A close-up of an insects compound eyes.

Insect eyes are very different from ours. Our eyes are similar to a camera. There is a pupil at the front that admits light, and the cornea and lens bend light to form an image. The image falls on the retina, a sheet of light-sensing cells at the back of the eye.

Very, Very Different

The insect eye, on the other hand, is a compound eye, consisting of thousands of tiny hexagonal tubes called ommatidia. Each has its own lens at the front and its own cluster of light sensing cells at the back. The tubes form an interlocking carpet that wraps around the insect's head. The image formed is a mosaic, and each tube contributes one piece.
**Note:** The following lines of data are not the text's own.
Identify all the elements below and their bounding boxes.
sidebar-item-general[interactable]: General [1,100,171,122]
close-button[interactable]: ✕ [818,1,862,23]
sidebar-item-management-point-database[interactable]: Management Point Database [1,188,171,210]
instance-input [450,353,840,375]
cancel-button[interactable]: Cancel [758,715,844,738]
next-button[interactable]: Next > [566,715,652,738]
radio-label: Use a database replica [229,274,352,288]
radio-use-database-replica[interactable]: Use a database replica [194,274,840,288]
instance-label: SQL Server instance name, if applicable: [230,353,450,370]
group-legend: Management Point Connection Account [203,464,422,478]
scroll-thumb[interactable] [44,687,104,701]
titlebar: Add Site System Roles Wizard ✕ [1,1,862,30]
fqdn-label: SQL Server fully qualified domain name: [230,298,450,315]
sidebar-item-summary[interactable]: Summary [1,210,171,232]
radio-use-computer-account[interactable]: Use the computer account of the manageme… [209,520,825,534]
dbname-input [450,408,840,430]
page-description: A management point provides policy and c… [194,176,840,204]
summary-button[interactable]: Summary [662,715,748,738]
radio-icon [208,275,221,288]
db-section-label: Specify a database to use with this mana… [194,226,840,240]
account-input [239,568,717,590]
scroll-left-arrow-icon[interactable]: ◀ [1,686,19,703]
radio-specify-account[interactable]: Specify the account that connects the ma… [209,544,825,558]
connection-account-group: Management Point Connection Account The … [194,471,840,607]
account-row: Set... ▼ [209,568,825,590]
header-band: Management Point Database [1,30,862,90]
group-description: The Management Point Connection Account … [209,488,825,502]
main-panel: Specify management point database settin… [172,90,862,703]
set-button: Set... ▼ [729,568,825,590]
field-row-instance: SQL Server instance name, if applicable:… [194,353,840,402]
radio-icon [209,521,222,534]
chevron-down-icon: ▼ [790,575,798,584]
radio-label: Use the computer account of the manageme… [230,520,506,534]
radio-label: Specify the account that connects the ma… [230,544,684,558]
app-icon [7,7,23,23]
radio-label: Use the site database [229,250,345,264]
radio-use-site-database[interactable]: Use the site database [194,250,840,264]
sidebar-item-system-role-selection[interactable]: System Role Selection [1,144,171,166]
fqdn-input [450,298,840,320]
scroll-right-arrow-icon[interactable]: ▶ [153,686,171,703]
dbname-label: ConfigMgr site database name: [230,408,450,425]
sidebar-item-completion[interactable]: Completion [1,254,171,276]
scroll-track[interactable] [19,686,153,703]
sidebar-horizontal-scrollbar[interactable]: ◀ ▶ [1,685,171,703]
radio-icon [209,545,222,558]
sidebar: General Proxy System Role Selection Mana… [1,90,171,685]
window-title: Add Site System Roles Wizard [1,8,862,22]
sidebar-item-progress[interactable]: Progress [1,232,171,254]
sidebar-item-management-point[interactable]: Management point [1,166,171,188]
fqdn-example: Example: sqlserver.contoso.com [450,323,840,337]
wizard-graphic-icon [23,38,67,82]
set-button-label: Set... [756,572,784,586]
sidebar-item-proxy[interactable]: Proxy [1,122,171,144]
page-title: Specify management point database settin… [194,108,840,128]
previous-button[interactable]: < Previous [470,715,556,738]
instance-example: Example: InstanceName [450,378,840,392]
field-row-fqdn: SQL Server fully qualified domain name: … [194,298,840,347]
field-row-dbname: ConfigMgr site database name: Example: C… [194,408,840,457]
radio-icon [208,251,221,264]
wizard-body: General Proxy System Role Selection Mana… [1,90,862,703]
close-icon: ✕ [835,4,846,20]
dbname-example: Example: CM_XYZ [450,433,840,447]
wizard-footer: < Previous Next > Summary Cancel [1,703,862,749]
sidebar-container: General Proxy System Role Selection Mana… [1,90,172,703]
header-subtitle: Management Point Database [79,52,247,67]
Insect eyes are different from ours because, about 600 million years ago, the ancestors of insects and crustaceans evolved vision separately from the ancestors of humans and other animals with backbones. Each found a different, but successful solution to the problem of how to form an image, and passed on that solution to its descendants.

Are There Advantages?

The image they form is not as clear and detailed as a camera eye, but compound eyes do have a much wider field of view, which is useful in flight. Wrap around vision helps aerial hunters like dragonflies spot their prey.

Many insects can see ultraviolet light, which we can't. Flowers have ultraviolet markings, that are visible to pollinating insects, but not to us. Every kind of eye serves the needs of its user.